As you rightly point out, the violated property is very similar to Independence of Irrelevant Alternatives (IIA), because it is IIA. Indeed, because it's an ordinal voting system, Arrow's impossibility theorem applies, and because the rule is clearly not dictatorial, and it satisfies the efficiency requirement, it must necessarily violate IIA.

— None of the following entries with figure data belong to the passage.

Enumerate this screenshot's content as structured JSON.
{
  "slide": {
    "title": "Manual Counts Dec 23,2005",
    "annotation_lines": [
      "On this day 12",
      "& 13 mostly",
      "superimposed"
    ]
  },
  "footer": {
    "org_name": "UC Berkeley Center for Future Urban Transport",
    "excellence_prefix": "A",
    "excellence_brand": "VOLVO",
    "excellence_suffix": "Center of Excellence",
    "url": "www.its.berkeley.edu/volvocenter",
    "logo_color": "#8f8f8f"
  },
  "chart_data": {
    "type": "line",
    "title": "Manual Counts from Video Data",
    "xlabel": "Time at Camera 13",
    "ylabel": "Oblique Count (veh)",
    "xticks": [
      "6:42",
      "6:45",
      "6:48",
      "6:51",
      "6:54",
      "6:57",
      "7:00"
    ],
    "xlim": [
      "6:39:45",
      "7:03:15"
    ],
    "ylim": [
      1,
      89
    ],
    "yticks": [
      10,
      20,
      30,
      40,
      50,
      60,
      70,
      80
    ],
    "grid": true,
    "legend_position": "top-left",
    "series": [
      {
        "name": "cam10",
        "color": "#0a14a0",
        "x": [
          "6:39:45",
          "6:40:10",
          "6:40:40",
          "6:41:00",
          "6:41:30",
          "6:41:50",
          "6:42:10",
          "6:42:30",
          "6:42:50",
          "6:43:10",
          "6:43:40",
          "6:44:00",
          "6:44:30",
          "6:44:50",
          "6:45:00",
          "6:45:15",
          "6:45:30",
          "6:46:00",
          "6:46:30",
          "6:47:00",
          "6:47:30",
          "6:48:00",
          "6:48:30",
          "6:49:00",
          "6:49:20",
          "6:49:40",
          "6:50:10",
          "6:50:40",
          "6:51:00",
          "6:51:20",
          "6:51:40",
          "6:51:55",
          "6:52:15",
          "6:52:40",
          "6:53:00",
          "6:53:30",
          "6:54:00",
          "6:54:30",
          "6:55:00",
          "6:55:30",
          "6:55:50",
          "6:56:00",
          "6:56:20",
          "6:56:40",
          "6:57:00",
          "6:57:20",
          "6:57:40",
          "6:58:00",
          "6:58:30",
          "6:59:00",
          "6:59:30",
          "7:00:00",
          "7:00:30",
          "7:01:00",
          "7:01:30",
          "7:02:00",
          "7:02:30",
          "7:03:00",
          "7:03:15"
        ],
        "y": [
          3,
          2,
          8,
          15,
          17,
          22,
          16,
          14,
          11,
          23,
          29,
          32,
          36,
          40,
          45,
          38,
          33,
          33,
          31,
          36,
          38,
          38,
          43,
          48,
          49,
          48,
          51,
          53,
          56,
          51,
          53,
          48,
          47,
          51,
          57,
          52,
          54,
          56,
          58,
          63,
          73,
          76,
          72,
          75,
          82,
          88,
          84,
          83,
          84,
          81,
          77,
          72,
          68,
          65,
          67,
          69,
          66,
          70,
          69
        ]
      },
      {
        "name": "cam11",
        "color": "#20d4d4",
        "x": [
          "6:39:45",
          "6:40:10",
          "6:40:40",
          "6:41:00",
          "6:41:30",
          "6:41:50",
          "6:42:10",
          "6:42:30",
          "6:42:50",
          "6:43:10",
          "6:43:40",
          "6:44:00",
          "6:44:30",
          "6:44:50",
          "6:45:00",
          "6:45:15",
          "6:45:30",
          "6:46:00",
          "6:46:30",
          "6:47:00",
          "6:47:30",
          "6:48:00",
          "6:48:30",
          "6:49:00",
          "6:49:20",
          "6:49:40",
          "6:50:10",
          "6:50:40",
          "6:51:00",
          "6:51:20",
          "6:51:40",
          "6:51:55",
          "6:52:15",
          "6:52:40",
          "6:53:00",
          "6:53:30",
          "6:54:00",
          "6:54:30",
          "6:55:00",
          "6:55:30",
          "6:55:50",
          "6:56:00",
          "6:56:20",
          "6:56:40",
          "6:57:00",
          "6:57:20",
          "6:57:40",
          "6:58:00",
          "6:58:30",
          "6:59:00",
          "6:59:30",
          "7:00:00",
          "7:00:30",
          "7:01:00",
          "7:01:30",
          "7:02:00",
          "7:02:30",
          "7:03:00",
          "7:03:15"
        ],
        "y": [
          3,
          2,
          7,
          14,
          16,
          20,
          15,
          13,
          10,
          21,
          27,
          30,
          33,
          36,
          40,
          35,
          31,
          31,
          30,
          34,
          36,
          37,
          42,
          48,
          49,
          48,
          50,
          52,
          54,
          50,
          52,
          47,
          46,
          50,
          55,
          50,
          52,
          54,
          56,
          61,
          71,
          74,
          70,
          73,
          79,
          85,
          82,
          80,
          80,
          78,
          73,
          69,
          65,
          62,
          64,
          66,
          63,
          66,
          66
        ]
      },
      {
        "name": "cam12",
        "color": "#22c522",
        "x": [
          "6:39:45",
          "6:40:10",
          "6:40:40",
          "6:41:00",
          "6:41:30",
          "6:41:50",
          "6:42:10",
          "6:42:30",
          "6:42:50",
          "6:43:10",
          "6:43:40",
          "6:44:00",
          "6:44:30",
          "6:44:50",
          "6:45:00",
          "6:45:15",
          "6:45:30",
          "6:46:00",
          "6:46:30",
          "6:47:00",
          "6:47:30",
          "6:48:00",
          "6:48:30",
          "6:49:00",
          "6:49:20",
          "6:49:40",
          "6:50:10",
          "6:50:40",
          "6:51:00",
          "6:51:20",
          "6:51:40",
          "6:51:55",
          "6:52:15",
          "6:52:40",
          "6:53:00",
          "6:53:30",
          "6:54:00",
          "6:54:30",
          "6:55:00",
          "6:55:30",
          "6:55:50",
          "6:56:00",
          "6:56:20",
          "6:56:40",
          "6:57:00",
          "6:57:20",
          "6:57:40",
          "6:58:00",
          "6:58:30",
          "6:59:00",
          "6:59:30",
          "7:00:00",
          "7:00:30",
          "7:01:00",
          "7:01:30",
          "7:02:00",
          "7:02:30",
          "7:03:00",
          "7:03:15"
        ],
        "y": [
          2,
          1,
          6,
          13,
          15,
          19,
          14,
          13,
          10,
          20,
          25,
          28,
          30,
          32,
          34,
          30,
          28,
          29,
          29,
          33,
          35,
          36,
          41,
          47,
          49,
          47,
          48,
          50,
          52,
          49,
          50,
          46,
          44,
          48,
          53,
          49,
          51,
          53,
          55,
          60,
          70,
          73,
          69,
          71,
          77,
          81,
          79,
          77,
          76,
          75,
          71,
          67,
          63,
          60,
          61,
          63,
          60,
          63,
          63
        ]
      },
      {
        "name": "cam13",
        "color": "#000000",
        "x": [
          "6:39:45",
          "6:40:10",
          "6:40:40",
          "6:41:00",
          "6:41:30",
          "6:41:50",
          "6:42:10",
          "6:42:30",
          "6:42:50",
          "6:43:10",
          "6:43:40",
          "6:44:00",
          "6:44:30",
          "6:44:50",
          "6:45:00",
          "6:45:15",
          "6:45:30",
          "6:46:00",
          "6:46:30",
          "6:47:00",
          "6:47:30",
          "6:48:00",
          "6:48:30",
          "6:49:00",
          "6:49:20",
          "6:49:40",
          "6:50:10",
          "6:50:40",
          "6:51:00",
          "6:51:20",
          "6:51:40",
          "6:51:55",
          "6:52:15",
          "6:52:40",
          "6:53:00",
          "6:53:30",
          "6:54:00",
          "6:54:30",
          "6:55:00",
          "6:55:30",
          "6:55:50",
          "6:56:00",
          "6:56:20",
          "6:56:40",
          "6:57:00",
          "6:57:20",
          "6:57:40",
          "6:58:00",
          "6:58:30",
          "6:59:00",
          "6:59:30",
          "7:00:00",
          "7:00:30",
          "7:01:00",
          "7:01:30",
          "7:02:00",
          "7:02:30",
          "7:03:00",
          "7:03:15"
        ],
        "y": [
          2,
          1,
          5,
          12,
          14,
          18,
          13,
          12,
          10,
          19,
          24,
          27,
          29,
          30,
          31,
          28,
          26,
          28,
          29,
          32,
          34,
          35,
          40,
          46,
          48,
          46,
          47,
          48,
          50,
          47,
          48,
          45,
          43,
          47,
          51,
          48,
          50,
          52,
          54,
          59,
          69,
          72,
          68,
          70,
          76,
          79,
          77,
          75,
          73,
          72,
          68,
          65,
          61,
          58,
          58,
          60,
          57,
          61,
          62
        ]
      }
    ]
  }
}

Specifically, the rule used is a positional voting system where the different formats are the voters and the contestants are the candidates. If the placings were summed instead of multiplied, we'd have the Borda count method. Instead we multiply the points, but this is equivalent in an important way, and we can fit them into the same framework by using logarithms as follows:

$$ \prod_{i=1}^{n} r_{i} = \exp(\sum_{i=1}^{n} \log(r_{i})) $$

Exponentiation is monotonic, so we can ignore it as we only care about the order of the candidates, which gives the final scoring method as:

$$\sum_{i=1}^{n} \log(r_{i})$$

Therefore the ranking system is a slightly disguised positional voting system where the coefficients are the logarithms of the ranks attained. It therefore also violates other properties you might want a system to have, as all voting rules do. Wikipedia has a list of some of some of the properties satisfied and violated by positional voting rules, in case you're further interested.